Im Hintergrund hielt Sasonow die Fäden in der Hand, um dem nahen Konflikt auf dem Balkan freien Raum zu geben. Sasonow manipulierte hierzu London, Berlin und Wien. Mensdorff meldete nach einem Treffen mit Sasonow aus London die Erkenntnis, diesem bedeute die Kooperation mit Berchtold den einzigen Hoffnungsstrahl für die Zukunft. Tschirschky drängte Berchtold in Wien inständig, bei einem Kriegsausbruch an Desinteresse, Lokalisierung und territorialem Status quo festzuhalten. Österreich würde sonst als Störenfried dastehen. "Wir sollen uns nicht mucken", hielt der Minister verärgert fest. Er konnte nicht mehr im Zweifel sein, die Lokalisierungsforderung der übrigen Großmächte zielte darauf, Wien zum Stillstand zu zwingen. Berchtold hatte also erkannt, was wirklich gespielt wurde, in Berlin erkannte man das nicht. Berchtold wusste, dass er mit Stillsitzen nur die Kriegstreiber ermunterte, allein (ohne Deutschland) blieb ihm nur, hilflos zu erkennen, dass er folgen musste. Das meine ich z.B., wenn Deutschland hätte stärker hätte vorpreschen müssen, mit Österreich gemeinsam. Man wusste doch schon länger, was für ein Spiel die Entente trieb, aber man klammerte sich an vergebliche Hoffnungen, mit England eine Übereinkunft erreichen zu können.
Das ganze Schauspiel wurde auf die Spitze getrieben, indem die Großmächte kurz vor Kriegsausbruch in einer gemeinsamen Note an die Balkanstaaten zum Frieden aufzufordern und Gebietsänderungen eine Absage erteilten.

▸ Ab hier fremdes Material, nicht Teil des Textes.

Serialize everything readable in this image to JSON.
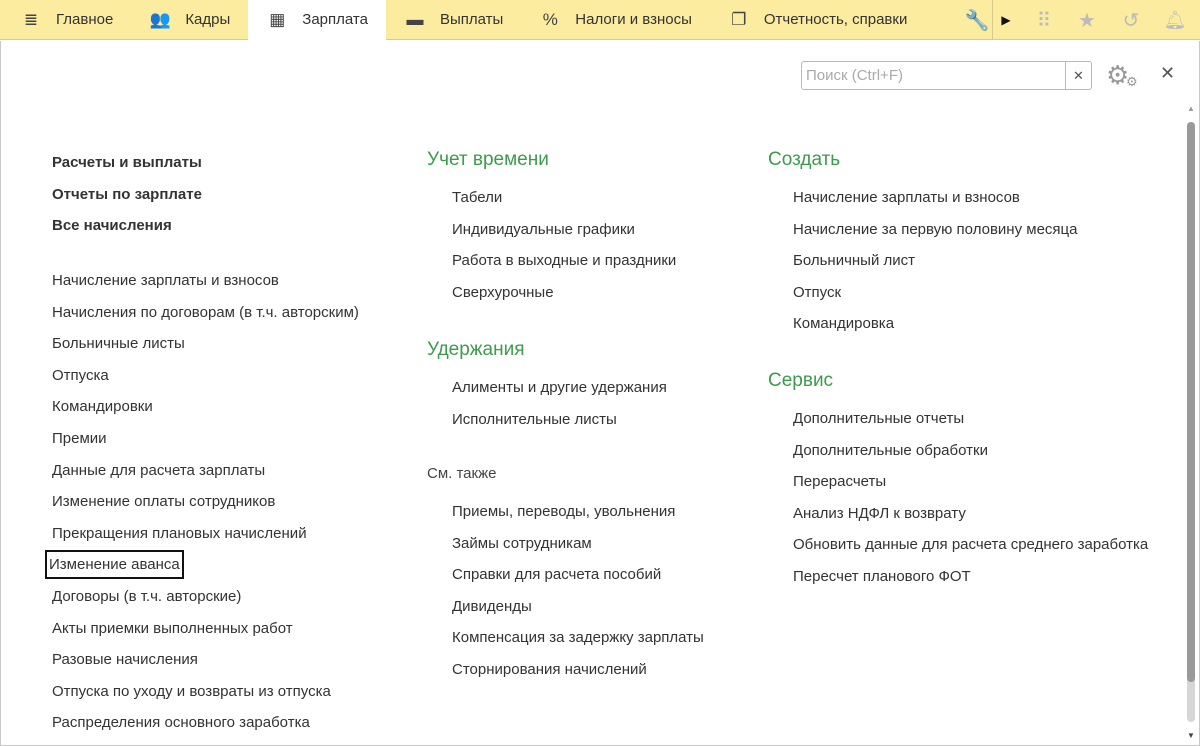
{
  "tabs": [
    {
      "label": "Главное",
      "icon": "menu-icon",
      "glyph": "≣"
    },
    {
      "label": "Кадры",
      "icon": "people-icon",
      "glyph": "👥"
    },
    {
      "label": "Зарплата",
      "icon": "calculator-icon",
      "glyph": "▦"
    },
    {
      "label": "Выплаты",
      "icon": "wallet-icon",
      "glyph": "▬"
    },
    {
      "label": "Налоги и взносы",
      "icon": "percent-icon",
      "glyph": "%"
    },
    {
      "label": "Отчетность, справки",
      "icon": "documents-icon",
      "glyph": "❐"
    }
  ],
  "search": {
    "placeholder": "Поиск (Ctrl+F)",
    "value": ""
  },
  "left": {
    "bold": [
      "Расчеты и выплаты",
      "Отчеты по зарплате",
      "Все начисления"
    ],
    "items": [
      "Начисление зарплаты и взносов",
      "Начисления по договорам (в т.ч. авторским)",
      "Больничные листы",
      "Отпуска",
      "Командировки",
      "Премии",
      "Данные для расчета зарплаты",
      "Изменение оплаты сотрудников",
      "Прекращения плановых начислений",
      "Изменение аванса",
      "Договоры (в т.ч. авторские)",
      "Акты приемки выполненных работ",
      "Разовые начисления",
      "Отпуска по уходу и возвраты из отпуска",
      "Распределения основного заработка"
    ]
  },
  "middle": {
    "time": {
      "title": "Учет времени",
      "items": [
        "Табели",
        "Индивидуальные графики",
        "Работа в выходные и праздники",
        "Сверхурочные"
      ]
    },
    "deductions": {
      "title": "Удержания",
      "items": [
        "Алименты и другие удержания",
        "Исполнительные листы"
      ]
    },
    "see_also": {
      "title": "См. также",
      "items": [
        "Приемы, переводы, увольнения",
        "Займы сотрудникам",
        "Справки для расчета пособий",
        "Дивиденды",
        "Компенсация за задержку зарплаты",
        "Сторнирования начислений"
      ]
    }
  },
  "right": {
    "create": {
      "title": "Создать",
      "items": [
        "Начисление зарплаты и взносов",
        "Начисление за первую половину месяца",
        "Больничный лист",
        "Отпуск",
        "Командировка"
      ]
    },
    "service": {
      "title": "Сервис",
      "items": [
        "Дополнительные отчеты",
        "Дополнительные обработки",
        "Перерасчеты",
        "Анализ НДФЛ к возврату",
        "Обновить данные для расчета среднего заработка",
        "Пересчет планового ФОТ"
      ]
    }
  },
  "colors": {
    "topbar": "#fbeca0",
    "heading": "#3e9a4e"
  }
}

Davon gebunden sehen musste sich allein Österreich-Ungarn. Mit der Zusage der Neutralität sollte er den Balkanstaaten einen Freibrief für die Aggression geben, klagte Berchtold. Natürlich sahen die Balkanstaaten die Teilnahme Russlands an der Demarche als eine Finte an, die sie nicht ernstzunehmen brauchten. Selbstverständlich war der erste Balkankrieg dann schneller entschieden, als alle erwartet hatten, dennoch zeigte sich dass die Abstimmung zwischen der Entente reibungslos funktionierte, die des Zweibundes jedoch nicht. Die deutsche Politik war hier nicht konsequent. Man setzte auf den letzten verbliebenen Bündnispartner Österreich-Ungarn, unterstützte diesen aber oftmals nicht. Die Entente setzte beim Zweibund an der Schwachstelle, bei Österreich-Ungarn an und versuchte Deutschland über diesen Weg zu schwächen. Als Deutschland dann im Juli 1914 ernst machte und Österreich tatsächlich unterstütze, war es zu spät: Serbien hatte sich fast verdoppelt und band erhebliche Truppenteile Österreichs, Rumänien hatte sich längst dem Bündnis entfernt, usw. Die Rivalen des Zweibundes hat ihren Höhepunkt und die stärkst mögliche Koalition gegen diesen erreicht.
(Canis, Konrad - Die bedrängte Großmacht S. 396 ff.)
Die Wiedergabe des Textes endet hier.